The standard way of holding the violin is with the left side of the jaw resting on the chinrest of the violin, and supported by the left shoulder, often assisted by a shoulder rest. This practice varies in some cultures; for instance, Indian (Carnatic and Hindustani) violinists play seated on the floor and rest the scroll of the instrument on the side of their foot. The strings may be sounded by drawing the hair of the bow across them (arco) or by plucking them (pizzicato). The left hand regulates the sounding length of the string by stopping it against the fingerboard with the fingertips, producing different pitches.
Attaching a small metal, rubber, or wooden device called a “mute” to the bridge of the violin gives a softer, more mellow tone, with fewer audible overtones; the sound of an entire orchestral string section playing with mutes has a hushed quality.

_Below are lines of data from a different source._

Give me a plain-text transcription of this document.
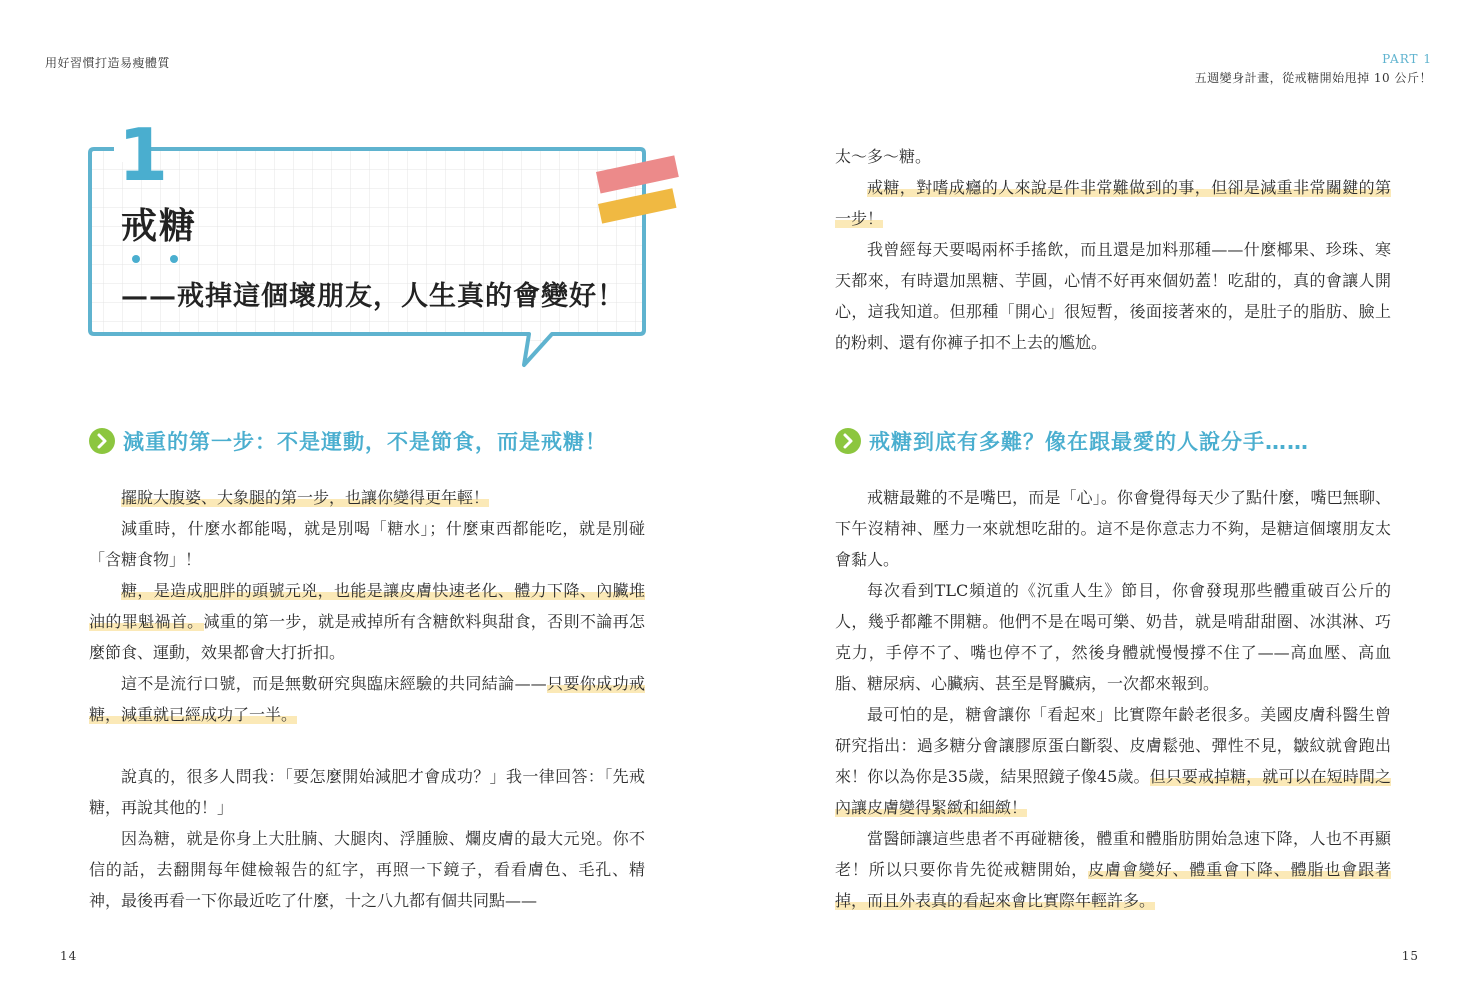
用好習慣打造易瘦體質	PART 1
五週變身計畫，從戒糖開始甩掉 10 公斤！
1
戒糖
——戒掉這個壞朋友，人生真的會變好！
減重的第一步：不是運動，不是節食，而是戒糖！

擺脫大腹婆、大象腿的第一步，也讓你變得更年輕！

減重時，什麼水都能喝，就是別喝「糖水」；什麼東西都能吃，就是別碰「含糖食物」！

糖，是造成肥胖的頭號元兇，也能是讓皮膚快速老化、體力下降、內臟堆油的罪魁禍首。減重的第一步，就是戒掉所有含糖飲料與甜食，否則不論再怎麼節食、運動，效果都會大打折扣。

這不是流行口號，而是無數研究與臨床經驗的共同結論——只要你成功戒糖，減重就已經成功了一半。

說真的，很多人問我：「要怎麼開始減肥才會成功？」我一律回答：「先戒糖，再說其他的！」

因為糖，就是你身上大肚腩、大腿肉、浮腫臉、爛皮膚的最大元兇。你不信的話，去翻開每年健檢報告的紅字，再照一下鏡子，看看膚色、毛孔、精神，最後再看一下你最近吃了什麼，十之八九都有個共同點——

太～多～糖。

戒糖，對嗜成癮的人來說是件非常難做到的事，但卻是減重非常關鍵的第一步！

我曾經每天要喝兩杯手搖飲，而且還是加料那種——什麼椰果、珍珠、寒天都來，有時還加黑糖、芋圓，心情不好再來個奶蓋！吃甜的，真的會讓人開心，這我知道。但那種「開心」很短暫，後面接著來的，是肚子的脂肪、臉上的粉刺、還有你褲子扣不上去的尷尬。

戒糖到底有多難？像在跟最愛的人說分手……

戒糖最難的不是嘴巴，而是「心」。你會覺得每天少了點什麼，嘴巴無聊、下午沒精神、壓力一來就想吃甜的。這不是你意志力不夠，是糖這個壞朋友太會黏人。

每次看到TLC頻道的《沉重人生》節目，你會發現那些體重破百公斤的人，幾乎都離不開糖。他們不是在喝可樂、奶昔，就是啃甜甜圈、冰淇淋、巧克力，手停不了、嘴也停不了，然後身體就慢慢撐不住了——高血壓、高血脂、糖尿病、心臟病、甚至是腎臟病，一次都來報到。

最可怕的是，糖會讓你「看起來」比實際年齡老很多。美國皮膚科醫生曾研究指出：過多糖分會讓膠原蛋白斷裂、皮膚鬆弛、彈性不見，皺紋就會跑出來！你以為你是35歲，結果照鏡子像45歲。但只要戒掉糖，就可以在短時間之內讓皮膚變得緊緻和細緻！

當醫師讓這些患者不再碰糖後，體重和體脂肪開始急速下降，人也不再顯老！所以只要你肯先從戒糖開始，皮膚會變好、體重會下降、體脂也會跟著掉，而且外表真的看起來會比實際年輕許多。

14	15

The conventional Italian markings for mute usage are con sord., or con sordino, “with mute,” or senza sord. (or simply senza), “without mute.” Larger metal, rubber, or wooden mutes are available, known as “practice mutes” or “hotel mutes”. Such mutes are generally not used in performance, but are used to deaden the sound of the violin in practice areas such as hotel rooms. Some composers have used practice mutes for special effect, for example atthe end of Luciano Berio’s Sequenza VIII for solo violin.